In terms of proximity to Nashville’s most significant current and future demand generators, there will not be another full-service hotel site that can replicate that of the Marriott Nashville Downtown.
Continued Downtown Nashville Lodging Market Outperformance
Downtown Nashville is the highest RevPAR urban market in the Sunbelt (T-12 January 2025 RevPAR of $214.36), and the highest RevPAR urban submarket in the U.S. outside of New York, Los Angeles or Boston.
Downtown Nashville has the fifth-highest long-term (1987-2024) RevPAR CAGR out of 633 comparable STR submarkets, and the highest long-term RevPAR CAGR of any urban submarket in the U.S.

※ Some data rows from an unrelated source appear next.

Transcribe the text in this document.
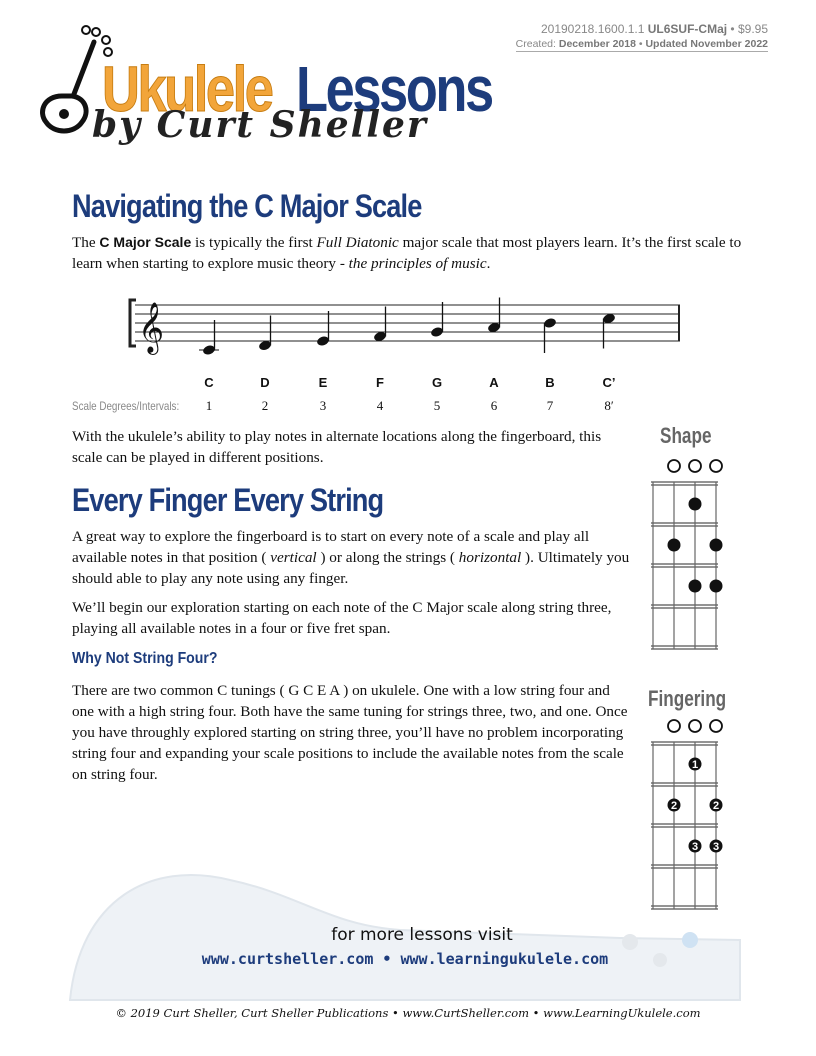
20190218.1600.1.1 UL6SUF-CMaj • $9.95
Created: December 2018 • Updated November 2022
Ukulele Lessons
by Curt Sheller
Navigating the C Major Scale

The C Major Scale is typically the first Full Diatonic major scale that most players learn. It’s the first scale to learn when starting to explore music theory - the principles of music.

𝄞
C	D	E	F	G	A	B	C’
Scale Degrees/Intervals:	1	2	3	4	5	6	7	8′

With the ukulele’s ability to play notes in alternate locations along the fingerboard, this scale can be played in different positions.

Every Finger Every String

A great way to explore the fingerboard is to start on every note of a scale and play all available notes in that position ( vertical ) or along the strings ( horizontal ). Ultimately you should able to play any note using any finger.

We’ll begin our exploration starting on each note of the C Major scale along string three, playing all available notes in a four or five fret span.

Why Not String Four?

There are two common C tunings ( G C E A ) on ukulele. One with a low string four and one with a high string four. Both have the same tuning for strings three, two, and one. Once you have throughly explored starting on string three, you’ll have no problem incorporating string four and expanding your scale positions to include the available notes from the scale on string four.

Shape
Fingering
1
2	2
3 3
for more lessons visit
www.curtsheller.com • www.learningukulele.com
© 2019 Curt Sheller, Curt Sheller Publications • www.CurtSheller.com • www.LearningUkulele.com
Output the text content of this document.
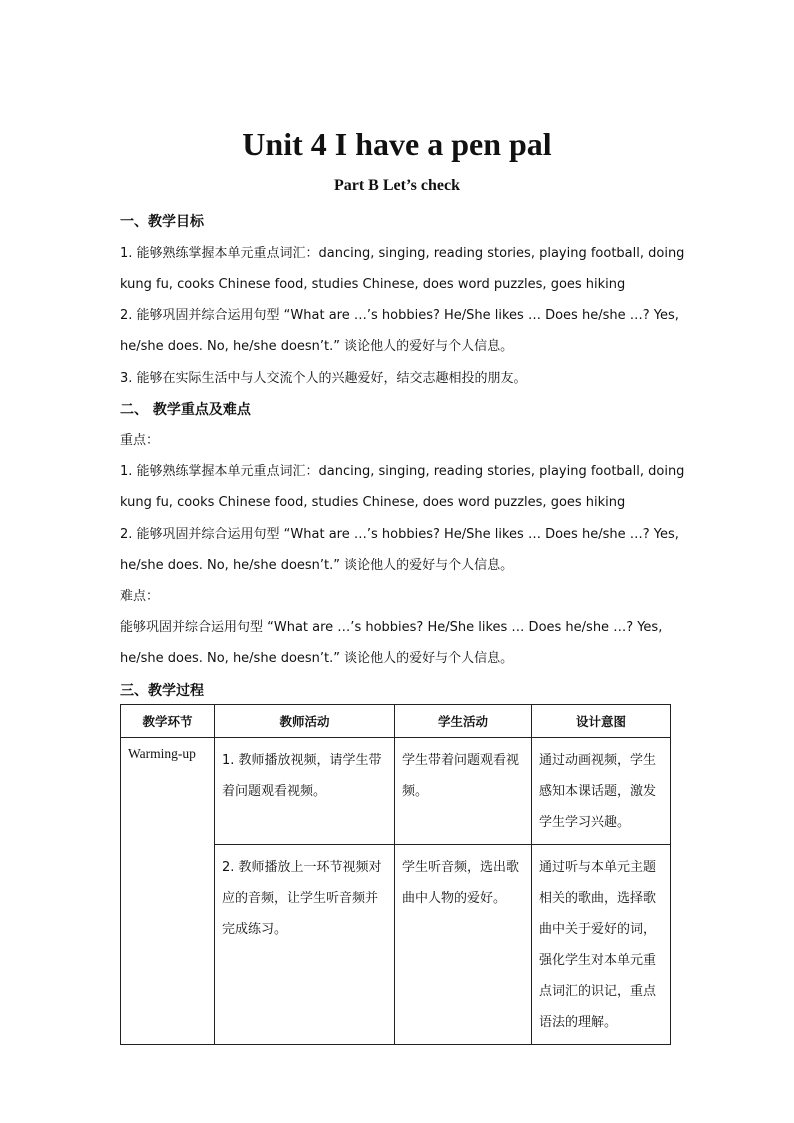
Unit 4 I have a pen pal
Part B Let’s check
一、教学目标
1. 能够熟练掌握本单元重点词汇：dancing, singing, reading stories, playing football, doing
kung fu, cooks Chinese food, studies Chinese, does word puzzles, goes hiking
2. 能够巩固并综合运用句型 “What are …’s hobbies? He/She likes … Does he/she …? Yes,
he/she does. No, he/she doesn’t.” 谈论他人的爱好与个人信息。
3. 能够在实际生活中与人交流个人的兴趣爱好，结交志趣相投的朋友。
二、 教学重点及难点
重点：
1. 能够熟练掌握本单元重点词汇：dancing, singing, reading stories, playing football, doing
kung fu, cooks Chinese food, studies Chinese, does word puzzles, goes hiking
2. 能够巩固并综合运用句型 “What are …’s hobbies? He/She likes … Does he/she …? Yes,
he/she does. No, he/she doesn’t.” 谈论他人的爱好与个人信息。
难点：
能够巩固并综合运用句型 “What are …’s hobbies? He/She likes … Does he/she …? Yes,
he/she does. No, he/she doesn’t.” 谈论他人的爱好与个人信息。
三、教学过程
教学环节	教师活动	学生活动	设计意图
Warming-up	1. 教师播放视频，请学生带着问题观看视频。	学生带着问题观看视频。	通过动画视频，学生感知本课话题，激发学生学习兴趣。
	2. 教师播放上一环节视频对应的音频，让学生听音频并完成练习。	学生听音频，选出歌曲中人物的爱好。	通过听与本单元主题相关的歌曲，选择歌曲中关于爱好的词，强化学生对本单元重点词汇的识记，重点语法的理解。
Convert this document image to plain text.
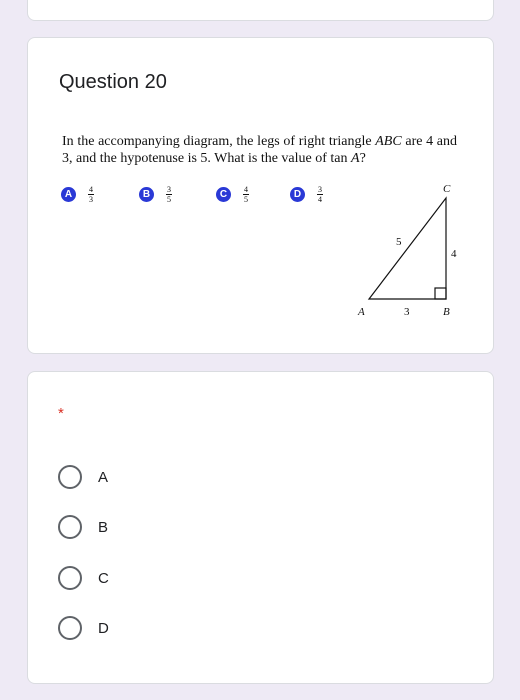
Question 20
In the accompanying diagram, the legs of right triangle ABC are 4 and 3, and the hypotenuse is 5. What is the value of tan A?
A	$\frac{4}{3}$	B	$\frac{3}{5}$	C	$\frac{4}{5}$	D	$\frac{3}{4}$	C
A	B
5
4
3
*
A
B
C
D
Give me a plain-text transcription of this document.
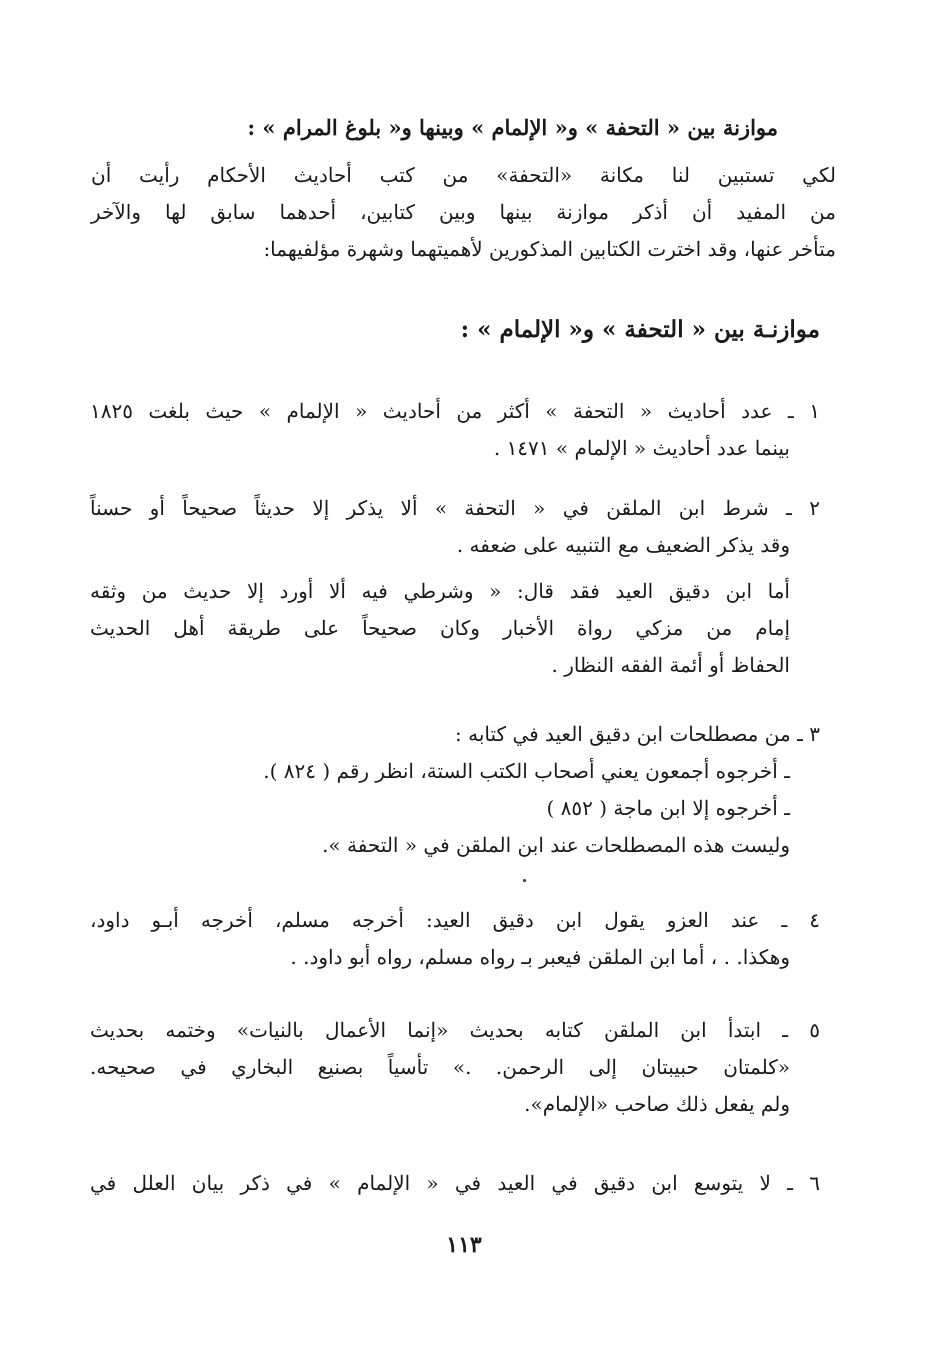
موازنة بين « التحفة » و« الإلمام » وبينها و« بلوغ المرام » :
لكي تستبين لنا مكانة «التحفة» من كتب أحاديث الأحكام رأيت أن
من المفيد أن أذكر موازنة بينها وبين كتابين، أحدهما سابق لها والآخر
متأخر عنها، وقد اخترت الكتابين المذكورين لأهميتهما وشهرة مؤلفيهما:
موازنـة بين « التحفة » و« الإلمام » :
١ ـ عدد أحاديث « التحفة » أكثر من أحاديث « الإلمام » حيث بلغت ١٨٢٥
بينما عدد أحاديث « الإلمام » ١٤٧١ .
٢ ـ شرط ابن الملقن في « التحفة » ألا يذكر إلا حديثاً صحيحاً أو حسناً
وقد يذكر الضعيف مع التنبيه على ضعفه .
أما ابن دقيق العيد فقد قال: « وشرطي فيه ألا أورد إلا حديث من وثقه
إمام من مزكي رواة الأخبار وكان صحيحاً على طريقة أهل الحديث
الحفاظ أو أئمة الفقه النظار .
٣ ـ من مصطلحات ابن دقيق العيد في كتابه :
ـ أخرجوه أجمعون يعني أصحاب الكتب الستة، انظر رقم ( ٨٢٤ ).
ـ أخرجوه إلا ابن ماجة ( ٨٥٢ )
وليست هذه المصطلحات عند ابن الملقن في « التحفة ».
٤ ـ عند العزو يقول ابن دقيق العيد: أخرجه مسلم، أخرجه أبـو داود،
وهكذا. . ، أما ابن الملقن فيعبر بـ رواه مسلم، رواه أبو داود. .
٥ ـ ابتدأ ابن الملقن كتابه بحديث «إنما الأعمال بالنيات» وختمه بحديث
«كلمتان حبيبتان إلى الرحمن. .» تأسياً بصنيع البخاري في صحيحه.
ولم يفعل ذلك صاحب «الإلمام».
٦ ـ لا يتوسع ابن دقيق في العيد في « الإلمام » في ذكر بيان العلل في
١١٣
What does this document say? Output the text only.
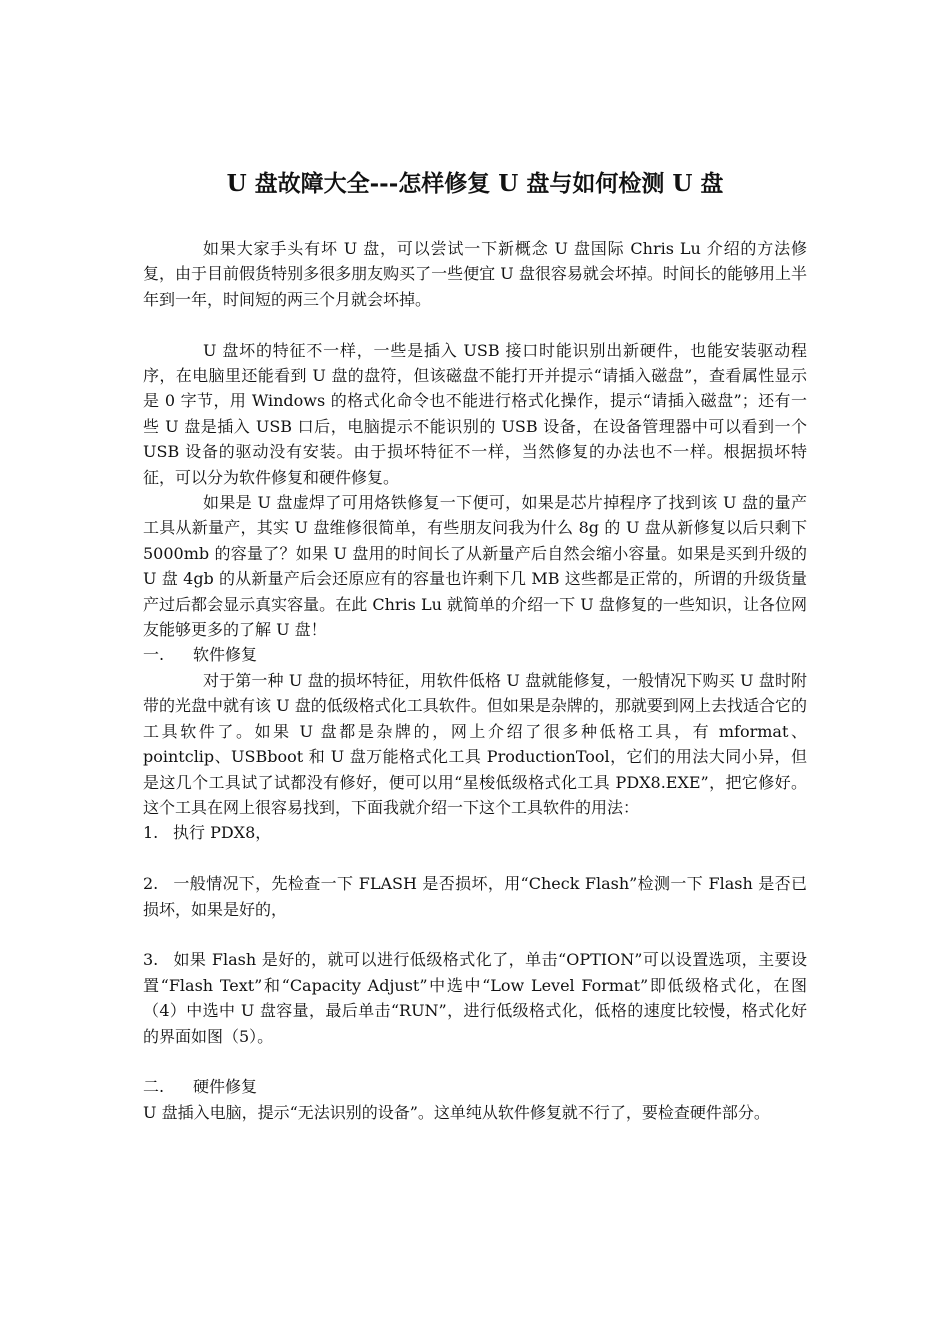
U 盘故障大全---怎样修复 U 盘与如何检测 U 盘

如果大家手头有坏 U 盘，可以尝试一下新概念 U 盘国际 Chris Lu 介绍的方法修复，由于目前假货特别多很多朋友购买了一些便宜 U 盘很容易就会坏掉。时间长的能够用上半年到一年，时间短的两三个月就会坏掉。

U 盘坏的特征不一样，一些是插入 USB 接口时能识别出新硬件，也能安装驱动程序，在电脑里还能看到 U 盘的盘符，但该磁盘不能打开并提示“请插入磁盘”，查看属性显示是 0 字节，用 Windows 的格式化命令也不能进行格式化操作，提示“请插入磁盘”；还有一些 U 盘是插入 USB 口后，电脑提示不能识别的 USB 设备，在设备管理器中可以看到一个 USB 设备的驱动没有安装。由于损坏特征不一样，当然修复的办法也不一样。根据损坏特征，可以分为软件修复和硬件修复。

如果是 U 盘虚焊了可用烙铁修复一下便可，如果是芯片掉程序了找到该 U 盘的量产工具从新量产，其实 U 盘维修很简单，有些朋友问我为什么 8g 的 U 盘从新修复以后只剩下 5000mb 的容量了？如果 U 盘用的时间长了从新量产后自然会缩小容量。如果是买到升级的 U 盘 4gb 的从新量产后会还原应有的容量也许剩下几 MB 这些都是正常的，所谓的升级货量产过后都会显示真实容量。在此 Chris Lu 就简单的介绍一下 U 盘修复的一些知识，让各位网友能够更多的了解 U 盘！

一. 软件修复

对于第一种 U 盘的损坏特征，用软件低格 U 盘就能修复，一般情况下购买 U 盘时附带的光盘中就有该 U 盘的低级格式化工具软件。但如果是杂牌的，那就要到网上去找适合它的工具软件了。如果 U 盘都是杂牌的，网上介绍了很多种低格工具，有 mformat、pointclip、USBboot 和 U 盘万能格式化工具 ProductionTool，它们的用法大同小异，但是这几个工具试了试都没有修好，便可以用“星梭低级格式化工具 PDX8.EXE”，把它修好。这个工具在网上很容易找到，下面我就介绍一下这个工具软件的用法：

1. 执行 PDX8，

2. 一般情况下，先检查一下 FLASH 是否损坏，用“Check Flash”检测一下 Flash 是否已损坏，如果是好的，

3. 如果 Flash 是好的，就可以进行低级格式化了，单击“OPTION”可以设置选项，主要设置“Flash Text”和“Capacity Adjust”中选中“Low Level Format”即低级格式化，在图（4）中选中 U 盘容量，最后单击“RUN”，进行低级格式化，低格的速度比较慢，格式化好的界面如图（5）。

二. 硬件修复

U 盘插入电脑，提示“无法识别的设备”。这单纯从软件修复就不行了，要检查硬件部分。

Throughout the course of the post-pandemic recovery, Downtown Nashville has continued to outperform its urban and STR Top 25 Market competitors. This is particularly impressive when considering the massive multiyear wave of new supply that has delivered.
Looking ahead, however, Nashville’s supply pipeline has started to taper, as evidenced by the fact that there are currently no luxury or high-end hotels under construction – nor are there any Marriott-affiliated hotels of any kind under construction – in Downtown, Midtown or East Bank.
Favorable Ground Lease Terms
The Hotel is subject to a favorable 99-year ground lease with an established Nashville family that founded Central Parking Corp. and currently operates a parking lot on the site. The ground lease is fixed for the first 11 years, then subject to 1.0% annual increases with a CPI adjustment every 5 years.